Protokol awalnya diadopsi pada tanggal 11 Desember 1997 di Kyoto, Jepang, dan mulai
berlaku pada tanggal 16 Februari 2005. Pada April 2010, 191 negara telah menandatangani dan
meratifikasi protokol. Di bawah Protokol, 37 negara (“negara-negara Annex”) berkomitmen pada
pengurangan empat gas rumah kaca (GRK) (karbon dioksida, metan, asam nitrat, heksafluorida
belerang) dan dua kelompok gas (hidrofluorokarbon dan perfluorokarbon) yang dihasilkan oleh
mereka , dan semua negara anggota memberikan komitmen umum. Annex I negara sepakat

untuk mengurangi emisi gas rumah kaca mereka secara kolektif sebesar 5,2% dari tingkat tahun
1990. batas Emisi tidak termasuk emisi oleh penerbangan dan pelayaran internasional, tetapi
selain gas industri, chlorofluorocarbons, atau CFC, yang diatur di bawah tahun 1987 Protokol
Montreal tentang Bahan-bahan yang Merusak Lapisan Ozon.
Patokan tahun 1990 tingkat emisi diterima oleh Konferensi Para Pihak UNFCCC (2/CP.3
keputusan) adalah nilai dari “potensi pemanasan global” dihitung untuk Kedua IPCC Assessment
Report.Angka-angka ini digunakan untuk mengubah emisi gas rumah kaca ke berbagai setara
CO2 sebanding (CO2-eq) ketika menghitung sumber secara keseluruhan dan tenggelam.
Protokol memungkinkan beberapa “mekanisme fleksibel”, seperti perdagangan emisi,
mekanisme pembangunan bersih (CDM) dan implementasi bersama untuk memungkinkan
negara-negara Annex untuk memenuhi pembatasan emisi gas rumah kaca mereka dengan
membeli pengurangan emisi gas rumah kaca kredit dari tempat lain, melalui bursa keuangan,
proyek yang mengurangi emisi di non-Annex I negara, dari negara-negara Annex I lainnya, atau
dari lampiran I negara-negara dengan tunjangan kelebihan.
Setiap negara Annex I diwajibkan untuk menyerahkan laporan tahunan persediaan dari
seluruh emisi gas rumah kaca antropogenik dari sumber dan penyerapan dari tenggelam di

bawah UNFCCC dan Protokol Kyoto.
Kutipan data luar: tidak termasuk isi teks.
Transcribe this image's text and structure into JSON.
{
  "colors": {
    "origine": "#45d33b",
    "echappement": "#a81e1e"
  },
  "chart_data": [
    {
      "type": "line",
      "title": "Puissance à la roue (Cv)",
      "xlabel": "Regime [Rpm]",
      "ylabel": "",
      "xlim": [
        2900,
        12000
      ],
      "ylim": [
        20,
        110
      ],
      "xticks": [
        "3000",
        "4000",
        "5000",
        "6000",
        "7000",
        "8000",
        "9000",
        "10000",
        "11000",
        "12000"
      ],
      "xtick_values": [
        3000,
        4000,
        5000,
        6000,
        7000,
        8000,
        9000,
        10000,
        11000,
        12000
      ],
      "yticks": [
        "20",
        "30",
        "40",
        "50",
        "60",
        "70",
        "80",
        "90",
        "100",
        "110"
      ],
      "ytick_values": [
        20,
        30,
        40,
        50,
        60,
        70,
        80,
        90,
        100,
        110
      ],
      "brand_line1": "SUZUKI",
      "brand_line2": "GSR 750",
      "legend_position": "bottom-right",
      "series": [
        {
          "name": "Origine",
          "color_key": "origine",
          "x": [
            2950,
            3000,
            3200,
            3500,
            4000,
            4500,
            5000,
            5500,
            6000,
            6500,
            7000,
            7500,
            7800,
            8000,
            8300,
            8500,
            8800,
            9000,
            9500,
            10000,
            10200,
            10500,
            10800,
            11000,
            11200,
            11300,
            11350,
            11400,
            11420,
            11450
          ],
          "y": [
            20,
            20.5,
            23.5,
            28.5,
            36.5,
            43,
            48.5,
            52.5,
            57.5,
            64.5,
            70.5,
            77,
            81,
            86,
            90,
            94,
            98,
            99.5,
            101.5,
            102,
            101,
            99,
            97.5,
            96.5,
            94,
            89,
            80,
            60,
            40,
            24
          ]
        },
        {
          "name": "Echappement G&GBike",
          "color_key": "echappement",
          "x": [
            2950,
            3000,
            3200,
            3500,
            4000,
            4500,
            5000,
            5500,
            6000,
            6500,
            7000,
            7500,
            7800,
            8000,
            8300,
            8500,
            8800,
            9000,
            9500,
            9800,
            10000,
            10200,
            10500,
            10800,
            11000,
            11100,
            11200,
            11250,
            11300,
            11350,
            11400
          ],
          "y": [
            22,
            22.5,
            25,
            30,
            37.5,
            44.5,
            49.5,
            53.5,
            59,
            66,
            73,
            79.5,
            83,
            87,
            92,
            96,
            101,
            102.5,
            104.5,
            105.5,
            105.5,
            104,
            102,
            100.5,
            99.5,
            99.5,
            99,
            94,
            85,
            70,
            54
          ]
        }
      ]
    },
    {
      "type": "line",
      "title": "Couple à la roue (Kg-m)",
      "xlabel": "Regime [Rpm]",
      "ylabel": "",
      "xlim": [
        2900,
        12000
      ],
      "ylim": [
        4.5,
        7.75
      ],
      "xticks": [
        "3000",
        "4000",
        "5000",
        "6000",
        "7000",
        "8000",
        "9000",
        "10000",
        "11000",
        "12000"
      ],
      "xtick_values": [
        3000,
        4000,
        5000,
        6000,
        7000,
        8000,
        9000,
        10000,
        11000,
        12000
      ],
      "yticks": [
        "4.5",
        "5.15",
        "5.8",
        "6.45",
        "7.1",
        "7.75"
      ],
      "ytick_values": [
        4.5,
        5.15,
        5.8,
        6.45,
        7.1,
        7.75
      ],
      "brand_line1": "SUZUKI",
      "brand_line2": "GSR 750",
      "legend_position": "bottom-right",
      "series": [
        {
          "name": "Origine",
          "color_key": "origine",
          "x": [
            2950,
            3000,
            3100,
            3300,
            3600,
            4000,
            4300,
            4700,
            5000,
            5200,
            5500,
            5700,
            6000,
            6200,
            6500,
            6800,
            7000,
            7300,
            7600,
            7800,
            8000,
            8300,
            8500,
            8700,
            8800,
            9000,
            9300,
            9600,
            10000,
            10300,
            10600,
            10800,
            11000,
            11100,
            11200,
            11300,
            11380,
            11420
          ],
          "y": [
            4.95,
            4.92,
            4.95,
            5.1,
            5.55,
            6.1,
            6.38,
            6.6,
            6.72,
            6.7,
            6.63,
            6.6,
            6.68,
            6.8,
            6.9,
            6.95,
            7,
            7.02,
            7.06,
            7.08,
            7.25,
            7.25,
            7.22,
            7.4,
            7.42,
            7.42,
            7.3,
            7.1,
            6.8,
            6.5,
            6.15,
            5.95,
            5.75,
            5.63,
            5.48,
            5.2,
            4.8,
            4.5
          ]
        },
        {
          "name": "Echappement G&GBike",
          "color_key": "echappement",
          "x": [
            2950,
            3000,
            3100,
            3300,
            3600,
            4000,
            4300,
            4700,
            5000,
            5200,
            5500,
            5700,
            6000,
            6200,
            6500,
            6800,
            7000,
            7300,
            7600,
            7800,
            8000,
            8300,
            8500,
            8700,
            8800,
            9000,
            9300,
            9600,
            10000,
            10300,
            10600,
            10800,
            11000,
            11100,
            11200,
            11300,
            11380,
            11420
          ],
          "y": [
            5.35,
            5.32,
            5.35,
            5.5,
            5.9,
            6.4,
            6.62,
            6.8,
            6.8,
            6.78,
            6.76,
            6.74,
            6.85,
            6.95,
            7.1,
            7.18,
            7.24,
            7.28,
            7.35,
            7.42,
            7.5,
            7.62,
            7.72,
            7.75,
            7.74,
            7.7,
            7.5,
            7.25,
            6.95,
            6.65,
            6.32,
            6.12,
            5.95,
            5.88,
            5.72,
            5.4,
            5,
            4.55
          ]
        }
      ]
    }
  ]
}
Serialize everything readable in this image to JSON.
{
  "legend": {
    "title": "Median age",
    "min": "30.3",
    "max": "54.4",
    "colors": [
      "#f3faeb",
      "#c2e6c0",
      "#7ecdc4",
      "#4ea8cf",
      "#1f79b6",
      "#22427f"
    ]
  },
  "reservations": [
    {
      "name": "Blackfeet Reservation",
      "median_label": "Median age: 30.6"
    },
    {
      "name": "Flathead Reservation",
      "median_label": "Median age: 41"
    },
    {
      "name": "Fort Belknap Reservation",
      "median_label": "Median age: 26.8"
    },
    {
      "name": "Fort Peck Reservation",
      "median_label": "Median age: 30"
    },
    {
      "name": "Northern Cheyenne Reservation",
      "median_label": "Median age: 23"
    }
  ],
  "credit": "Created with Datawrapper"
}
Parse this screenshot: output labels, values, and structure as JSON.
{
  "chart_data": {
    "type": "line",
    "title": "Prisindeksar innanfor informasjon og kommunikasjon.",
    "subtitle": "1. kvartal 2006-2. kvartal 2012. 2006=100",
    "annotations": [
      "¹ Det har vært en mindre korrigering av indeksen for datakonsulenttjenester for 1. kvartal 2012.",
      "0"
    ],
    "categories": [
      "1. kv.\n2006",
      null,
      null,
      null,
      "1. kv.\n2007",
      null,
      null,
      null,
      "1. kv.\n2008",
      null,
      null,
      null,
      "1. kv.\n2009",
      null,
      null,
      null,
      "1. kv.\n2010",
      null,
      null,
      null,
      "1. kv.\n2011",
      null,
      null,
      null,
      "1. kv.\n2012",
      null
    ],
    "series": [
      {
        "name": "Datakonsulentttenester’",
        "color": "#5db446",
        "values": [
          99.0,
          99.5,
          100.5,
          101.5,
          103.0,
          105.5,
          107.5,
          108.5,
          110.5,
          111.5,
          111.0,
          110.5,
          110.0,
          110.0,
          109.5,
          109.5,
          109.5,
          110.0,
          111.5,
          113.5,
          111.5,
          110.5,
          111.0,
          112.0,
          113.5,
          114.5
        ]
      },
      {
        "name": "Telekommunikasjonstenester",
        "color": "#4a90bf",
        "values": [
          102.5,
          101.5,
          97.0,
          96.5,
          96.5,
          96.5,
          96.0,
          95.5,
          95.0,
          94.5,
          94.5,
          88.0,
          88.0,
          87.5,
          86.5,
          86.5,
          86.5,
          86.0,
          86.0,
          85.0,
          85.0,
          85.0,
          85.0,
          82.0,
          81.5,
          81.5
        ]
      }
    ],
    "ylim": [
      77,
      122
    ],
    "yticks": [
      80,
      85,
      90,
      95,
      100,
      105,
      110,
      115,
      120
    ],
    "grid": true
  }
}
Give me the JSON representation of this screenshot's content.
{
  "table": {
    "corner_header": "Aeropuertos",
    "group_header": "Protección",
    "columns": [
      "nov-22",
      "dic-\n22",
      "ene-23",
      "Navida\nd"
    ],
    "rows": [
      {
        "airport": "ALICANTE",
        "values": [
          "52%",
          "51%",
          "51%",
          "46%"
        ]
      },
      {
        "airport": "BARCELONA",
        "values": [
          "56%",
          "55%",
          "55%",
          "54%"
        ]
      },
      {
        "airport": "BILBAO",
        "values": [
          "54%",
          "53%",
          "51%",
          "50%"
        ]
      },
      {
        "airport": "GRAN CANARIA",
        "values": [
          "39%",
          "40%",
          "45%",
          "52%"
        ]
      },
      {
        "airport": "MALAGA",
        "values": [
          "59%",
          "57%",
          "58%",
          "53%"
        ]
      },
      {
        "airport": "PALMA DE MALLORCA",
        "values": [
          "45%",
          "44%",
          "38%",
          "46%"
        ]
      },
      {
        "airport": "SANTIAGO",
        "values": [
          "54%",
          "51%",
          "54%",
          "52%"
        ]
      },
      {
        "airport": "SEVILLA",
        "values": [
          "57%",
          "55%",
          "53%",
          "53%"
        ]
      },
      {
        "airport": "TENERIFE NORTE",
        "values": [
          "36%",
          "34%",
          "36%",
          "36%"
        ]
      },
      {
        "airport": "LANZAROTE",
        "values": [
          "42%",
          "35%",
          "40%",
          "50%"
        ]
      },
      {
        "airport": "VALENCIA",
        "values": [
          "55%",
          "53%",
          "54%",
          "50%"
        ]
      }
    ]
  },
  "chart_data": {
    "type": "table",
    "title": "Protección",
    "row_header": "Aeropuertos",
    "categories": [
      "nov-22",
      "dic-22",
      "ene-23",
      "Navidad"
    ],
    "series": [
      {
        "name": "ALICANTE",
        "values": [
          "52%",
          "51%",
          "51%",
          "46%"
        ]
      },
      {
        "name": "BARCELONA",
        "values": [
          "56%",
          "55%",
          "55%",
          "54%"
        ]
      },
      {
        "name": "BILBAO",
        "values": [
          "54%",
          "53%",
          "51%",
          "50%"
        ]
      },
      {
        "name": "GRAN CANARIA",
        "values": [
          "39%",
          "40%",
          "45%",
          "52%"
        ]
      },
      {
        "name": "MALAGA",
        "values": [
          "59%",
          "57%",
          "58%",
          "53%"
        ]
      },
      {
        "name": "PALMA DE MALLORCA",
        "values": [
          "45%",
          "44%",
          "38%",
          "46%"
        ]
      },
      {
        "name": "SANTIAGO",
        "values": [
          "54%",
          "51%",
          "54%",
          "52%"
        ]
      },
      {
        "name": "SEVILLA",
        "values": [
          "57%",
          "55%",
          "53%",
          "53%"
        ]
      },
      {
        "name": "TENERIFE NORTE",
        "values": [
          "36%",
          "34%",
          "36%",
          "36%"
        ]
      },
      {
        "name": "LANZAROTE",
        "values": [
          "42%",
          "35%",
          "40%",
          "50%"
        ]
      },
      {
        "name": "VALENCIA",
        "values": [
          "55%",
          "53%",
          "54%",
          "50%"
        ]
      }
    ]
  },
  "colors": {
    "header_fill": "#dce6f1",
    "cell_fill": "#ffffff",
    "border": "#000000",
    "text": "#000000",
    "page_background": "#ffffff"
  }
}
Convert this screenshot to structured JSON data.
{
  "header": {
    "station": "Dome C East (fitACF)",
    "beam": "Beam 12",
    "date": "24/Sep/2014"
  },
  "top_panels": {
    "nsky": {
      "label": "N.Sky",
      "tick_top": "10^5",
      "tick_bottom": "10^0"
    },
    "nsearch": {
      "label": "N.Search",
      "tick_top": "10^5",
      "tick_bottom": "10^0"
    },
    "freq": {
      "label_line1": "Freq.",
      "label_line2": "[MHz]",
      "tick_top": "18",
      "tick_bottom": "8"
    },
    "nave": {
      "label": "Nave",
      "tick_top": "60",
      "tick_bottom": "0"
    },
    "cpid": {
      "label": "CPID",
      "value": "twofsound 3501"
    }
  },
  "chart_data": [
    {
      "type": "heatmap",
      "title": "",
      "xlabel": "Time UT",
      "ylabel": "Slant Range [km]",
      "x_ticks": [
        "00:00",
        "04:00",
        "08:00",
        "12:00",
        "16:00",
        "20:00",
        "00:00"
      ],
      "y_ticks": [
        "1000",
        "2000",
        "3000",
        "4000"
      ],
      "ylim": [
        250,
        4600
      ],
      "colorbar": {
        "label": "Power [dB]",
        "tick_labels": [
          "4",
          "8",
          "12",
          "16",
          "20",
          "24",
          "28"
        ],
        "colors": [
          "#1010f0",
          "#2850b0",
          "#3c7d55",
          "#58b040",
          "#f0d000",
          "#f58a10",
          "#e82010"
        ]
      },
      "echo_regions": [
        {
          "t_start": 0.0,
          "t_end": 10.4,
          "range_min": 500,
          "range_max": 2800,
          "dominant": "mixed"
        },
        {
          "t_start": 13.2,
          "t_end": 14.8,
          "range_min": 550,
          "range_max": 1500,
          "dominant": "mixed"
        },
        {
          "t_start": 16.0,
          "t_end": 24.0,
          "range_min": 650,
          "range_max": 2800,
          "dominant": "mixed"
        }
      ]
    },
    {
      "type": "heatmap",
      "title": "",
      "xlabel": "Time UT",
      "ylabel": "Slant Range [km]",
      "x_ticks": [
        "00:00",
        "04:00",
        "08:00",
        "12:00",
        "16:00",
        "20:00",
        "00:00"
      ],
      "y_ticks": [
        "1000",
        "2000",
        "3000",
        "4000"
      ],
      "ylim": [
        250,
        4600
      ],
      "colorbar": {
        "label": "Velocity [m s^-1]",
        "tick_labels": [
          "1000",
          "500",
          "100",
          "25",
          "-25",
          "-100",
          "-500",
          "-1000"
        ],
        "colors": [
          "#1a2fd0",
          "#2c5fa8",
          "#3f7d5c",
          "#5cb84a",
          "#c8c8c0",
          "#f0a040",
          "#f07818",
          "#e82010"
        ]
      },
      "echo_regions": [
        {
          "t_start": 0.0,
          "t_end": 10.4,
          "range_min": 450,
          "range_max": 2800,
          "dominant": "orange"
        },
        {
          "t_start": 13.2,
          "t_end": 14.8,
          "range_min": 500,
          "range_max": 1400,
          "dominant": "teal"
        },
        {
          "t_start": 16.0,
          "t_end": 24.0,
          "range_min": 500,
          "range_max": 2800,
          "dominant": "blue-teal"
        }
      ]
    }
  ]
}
Negara-negara ini mencalonkan seseorang (disebut
“otoritas nasional yang ditunjuk”) untuk membuat dan mengelola persediaan gas rumah kaca.
Hampir semua non-negara-negara Annex juga membentuk otoritas nasional yang ditunjuk untuk

mengelola kewajibannya Kyoto, khususnya “proses CDM” yang menentukan proyek mana yang
GRK mereka ingin mengusulkan untuk akreditasi oleh Badan Eksekutif CDM.

A. Tujuan
Adapun maksud dan tujuan penulis dalam menyusun makalah ini tiada lain adalah
sebagai tugas mata kuliah Hukum perjanjian Internasional yang di berikan dan Untuk dapat
mengetahui seberapa besar pengaruh kerja sama antara pemerintah Indonesia dan pemerintah
belanda dalam hukum perjanjian Intrnasional, dan juga Untuk mengetahui penerapan protokol
Kyoto dalam perjanjian bilateral antara pemerintah Indonesia dan pemerintah belanda dalam
menyepakati kerja sama clean development mechanism (mekanisme pembangunan bersih/CDM)
sektor energy. sebagai bahan diskusi dalam proses pembelajaran bersama pada semester enam
Fakultas Hukum Universitas Syiah Kuala.

BAB II
A. Penerapan protokol Kyoto dalam perjanjian internasional

Protokol memungkinkan beberapa “mekanisme fleksibel”, seperti perdagangan emisi,
mekanisme pembangunan bersih (CDM) dan implementasi bersama untuk memungkinkan
negara-negara Annex untuk memenuhi pembatasan emisi gas rumah kaca mereka dengan
membeli pengurangan emisi gas rumah kaca kredit dari tempat lain, melalui bursa keuangan,

proyek yang mengurangi emisi di non-Annex I negara, dari negara-negara Annex I lainnya, atau
dari lampiran I negara-negara dengan tunjangan kelebihan.
Kyoto dimaksudkan untuk mengurangi emisi global gas rumah kaca.Tujuan dari
konferensi perubahan iklim Kyoto adalah untuk membentuk perjanjian internasional yang
mengikat secara hukum, dimana semua negara peserta berkomitmen untuk menangani isu
pemanasan global dan emisi gas rumah kaca. Target disepakati adalah pengurangan rata-rata
5,2% dari tingkat 1990 pada tahun 2012. Menurut perjanjian itu, pada tahun 2012, negara-negara
Annex harus telah memenuhi kewajiban mereka terhadap pengurangan emisi gas rumah kaca
yang ditetapkan untuk periode komitmen pertama (2008-2012) (tercantum dalam Lampiran B
Protokol).
komitmen pertama Protokol Kyoto putaran rinci langkah pertama dari Konvensi
Kerangka Kerja PBB tentang Perubahan Iklim (Gupta et al, 2007.). Protokol menetapkan
struktur bergulir periode komitmen pengurangan emisi, dengan negosiasi pada komitmen periode
kedua yang dijadwalkan untuk mulai pada tahun (Grubb dan Depledge, 2001, hal 269).
Komitmen pengurangan emisi periode pertama berakhir pada akhir tahun 2012.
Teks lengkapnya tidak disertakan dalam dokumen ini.